ABTTF Başkanı Halit Habip Oğlu’ndan AKP Sonbahar Oturumu’na çalışma ziyareti
Strazburg temasları çerçevesinde ABTTF Başkanı, Bekir Usta dava grubuna ilişkin AİHM kararlarının uygulanmasının hukukun üstünlüğünün tehdit altında olduğu ülkemiz için turnusol testi olduğunu söyledi
Avrupa Batı Trakya Türk Federasyonu (ABTTF) Başkanı Halit Habip Oğlu, 3-4 Ekim 2024 tarihlerinde Avrupa Konseyi Parlamenter Meclisi (AKPM) Olağan Sonbahar Oturumu’na paralel olarak Strazburg’a çalışma ziyaretinde bulundu.
ABTTF Başkanı’na ABTTF Uluslararası İlişkiler Direktörü Melek Kırmacı’nın eşlik ettiği çalışma ziyaretinde Habip Oğlu, AKPM üyesi parlamenterler ve Avrupa Konseyi organları ile yaptığı görüşmelerde güncel sorunları dile getirdi.
Strazburg temasları çerçevesinde Habip Oğlu, Batı Trakya Türk toplumunun dernek kurma özgürlüğünün ihlaline ilişkin olarak 16 yıldır uygulanmayı bekleyen Bekir Usta dava grubu hakkında Yunanistan’ın AİHM kararlarını ısrarla uygulamadığını dile getirdi.
Avrupa Konseyi Bakanlar Komitesi’nin incelemeye devam ettiği bu dava grubunda Yunanistan’ın süreci uzatmaya yönelik bir strateji izlediğini söyleyen Habip Oğlu, Bakanlar Komitesi’nin Aralık’ta yapacağı inceleme öncesinde talepleri gündeme taşıdı.
Habip Oğlu, ülkede hukukun üstünlüğünün tehdit altında olduğuna yönelik çok sayıda uluslararası rapor ve Avrupa Parlamentosu kararı bulunduğu şartlar altında Bekir Usta dava grubunda AİHM kararlarının uygulanmasının Yunanistan’ın demokratikleşmesi sürecinde turnusol kağıdı işlevini göreceğini kaydetti.
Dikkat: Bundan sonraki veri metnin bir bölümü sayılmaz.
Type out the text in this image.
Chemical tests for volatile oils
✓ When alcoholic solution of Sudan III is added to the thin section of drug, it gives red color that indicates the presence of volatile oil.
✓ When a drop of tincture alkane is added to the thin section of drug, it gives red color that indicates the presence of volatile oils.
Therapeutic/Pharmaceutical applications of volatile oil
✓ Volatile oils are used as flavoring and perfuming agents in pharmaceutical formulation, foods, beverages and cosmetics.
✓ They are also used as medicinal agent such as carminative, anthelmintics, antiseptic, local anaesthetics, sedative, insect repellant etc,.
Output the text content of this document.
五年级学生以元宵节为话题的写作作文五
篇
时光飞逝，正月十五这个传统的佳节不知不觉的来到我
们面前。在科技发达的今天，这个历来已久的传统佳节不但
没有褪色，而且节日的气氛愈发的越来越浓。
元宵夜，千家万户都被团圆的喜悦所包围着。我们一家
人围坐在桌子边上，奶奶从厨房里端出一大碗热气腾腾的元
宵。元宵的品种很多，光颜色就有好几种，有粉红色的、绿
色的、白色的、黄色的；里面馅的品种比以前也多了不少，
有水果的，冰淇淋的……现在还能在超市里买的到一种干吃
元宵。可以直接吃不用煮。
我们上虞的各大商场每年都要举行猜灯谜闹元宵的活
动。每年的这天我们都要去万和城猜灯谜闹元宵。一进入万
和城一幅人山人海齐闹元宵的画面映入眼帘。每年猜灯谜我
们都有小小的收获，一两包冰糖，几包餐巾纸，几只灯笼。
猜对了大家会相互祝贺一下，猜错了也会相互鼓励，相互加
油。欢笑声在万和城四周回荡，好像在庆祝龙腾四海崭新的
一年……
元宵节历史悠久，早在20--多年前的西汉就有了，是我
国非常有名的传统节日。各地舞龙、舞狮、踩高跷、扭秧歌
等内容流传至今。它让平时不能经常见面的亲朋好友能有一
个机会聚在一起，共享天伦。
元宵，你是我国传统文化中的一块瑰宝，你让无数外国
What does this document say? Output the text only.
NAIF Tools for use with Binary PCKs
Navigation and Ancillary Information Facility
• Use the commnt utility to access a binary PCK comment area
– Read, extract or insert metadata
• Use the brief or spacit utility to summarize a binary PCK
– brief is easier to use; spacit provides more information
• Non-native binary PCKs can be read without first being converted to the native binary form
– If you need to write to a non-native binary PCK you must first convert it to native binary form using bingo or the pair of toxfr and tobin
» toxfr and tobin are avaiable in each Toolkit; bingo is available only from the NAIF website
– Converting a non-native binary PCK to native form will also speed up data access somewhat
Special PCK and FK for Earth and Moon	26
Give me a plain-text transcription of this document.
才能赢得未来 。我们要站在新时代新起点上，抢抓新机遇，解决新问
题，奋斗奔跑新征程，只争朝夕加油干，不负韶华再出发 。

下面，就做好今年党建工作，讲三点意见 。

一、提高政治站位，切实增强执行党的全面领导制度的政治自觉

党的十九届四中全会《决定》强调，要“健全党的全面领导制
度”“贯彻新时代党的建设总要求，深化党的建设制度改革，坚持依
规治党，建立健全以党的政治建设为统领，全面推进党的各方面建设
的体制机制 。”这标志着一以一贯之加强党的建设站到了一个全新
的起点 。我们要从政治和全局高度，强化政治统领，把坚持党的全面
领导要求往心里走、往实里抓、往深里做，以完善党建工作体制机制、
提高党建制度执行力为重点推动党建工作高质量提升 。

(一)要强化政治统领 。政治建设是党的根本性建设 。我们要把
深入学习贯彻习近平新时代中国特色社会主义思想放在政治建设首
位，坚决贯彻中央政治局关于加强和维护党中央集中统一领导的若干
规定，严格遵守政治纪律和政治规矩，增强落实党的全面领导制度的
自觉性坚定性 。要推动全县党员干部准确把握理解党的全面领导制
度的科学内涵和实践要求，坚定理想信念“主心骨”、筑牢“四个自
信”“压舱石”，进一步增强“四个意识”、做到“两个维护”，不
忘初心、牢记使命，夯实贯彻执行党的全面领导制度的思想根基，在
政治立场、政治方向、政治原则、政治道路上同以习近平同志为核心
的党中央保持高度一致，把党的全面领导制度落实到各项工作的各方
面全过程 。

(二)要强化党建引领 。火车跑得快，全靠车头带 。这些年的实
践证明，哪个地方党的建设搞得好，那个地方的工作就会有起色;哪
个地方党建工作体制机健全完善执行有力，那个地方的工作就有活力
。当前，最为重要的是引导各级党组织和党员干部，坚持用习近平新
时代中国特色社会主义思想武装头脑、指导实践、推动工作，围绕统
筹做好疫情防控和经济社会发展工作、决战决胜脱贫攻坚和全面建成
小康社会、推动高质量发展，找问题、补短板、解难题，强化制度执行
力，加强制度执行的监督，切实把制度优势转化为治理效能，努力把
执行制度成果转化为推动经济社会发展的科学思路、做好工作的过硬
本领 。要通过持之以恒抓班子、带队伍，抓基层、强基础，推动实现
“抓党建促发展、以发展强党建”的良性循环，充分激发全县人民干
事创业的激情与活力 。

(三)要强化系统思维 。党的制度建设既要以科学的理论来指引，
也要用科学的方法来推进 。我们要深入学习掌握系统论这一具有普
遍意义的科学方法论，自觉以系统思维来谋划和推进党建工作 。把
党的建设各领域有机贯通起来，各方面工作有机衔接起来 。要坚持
Görüşmelerde Bekir Usta dava grubunda AİHM kararları ısrarla uygulanmazken Batı Trakya Fenerbahçeliler Kültür ve Spor Derneği’nin mahkemece kapatılması kararının ve ardından Batı Trakya Türk toplumunun siyasi partisi Dostluk, Eşitlik, Barış(DEB) Partisi’nin Avrupa Parlamentosu seçimlerinde elde ettiği başarı sonrasında partinin kapatılmasına yönelik medyadaki çağrıların ve hukuki girişimlerin endişe verici olduğunu söyledi. Zira Habip Oğlu, Batı Trakya Türk toplumu temsilcilerinin damgalanması, hedef gösterilmesi ve temsilcilere yönelik nefret söyleminin “içerideki düşman” algısı yaratmak amacını taşıdığını belirtti.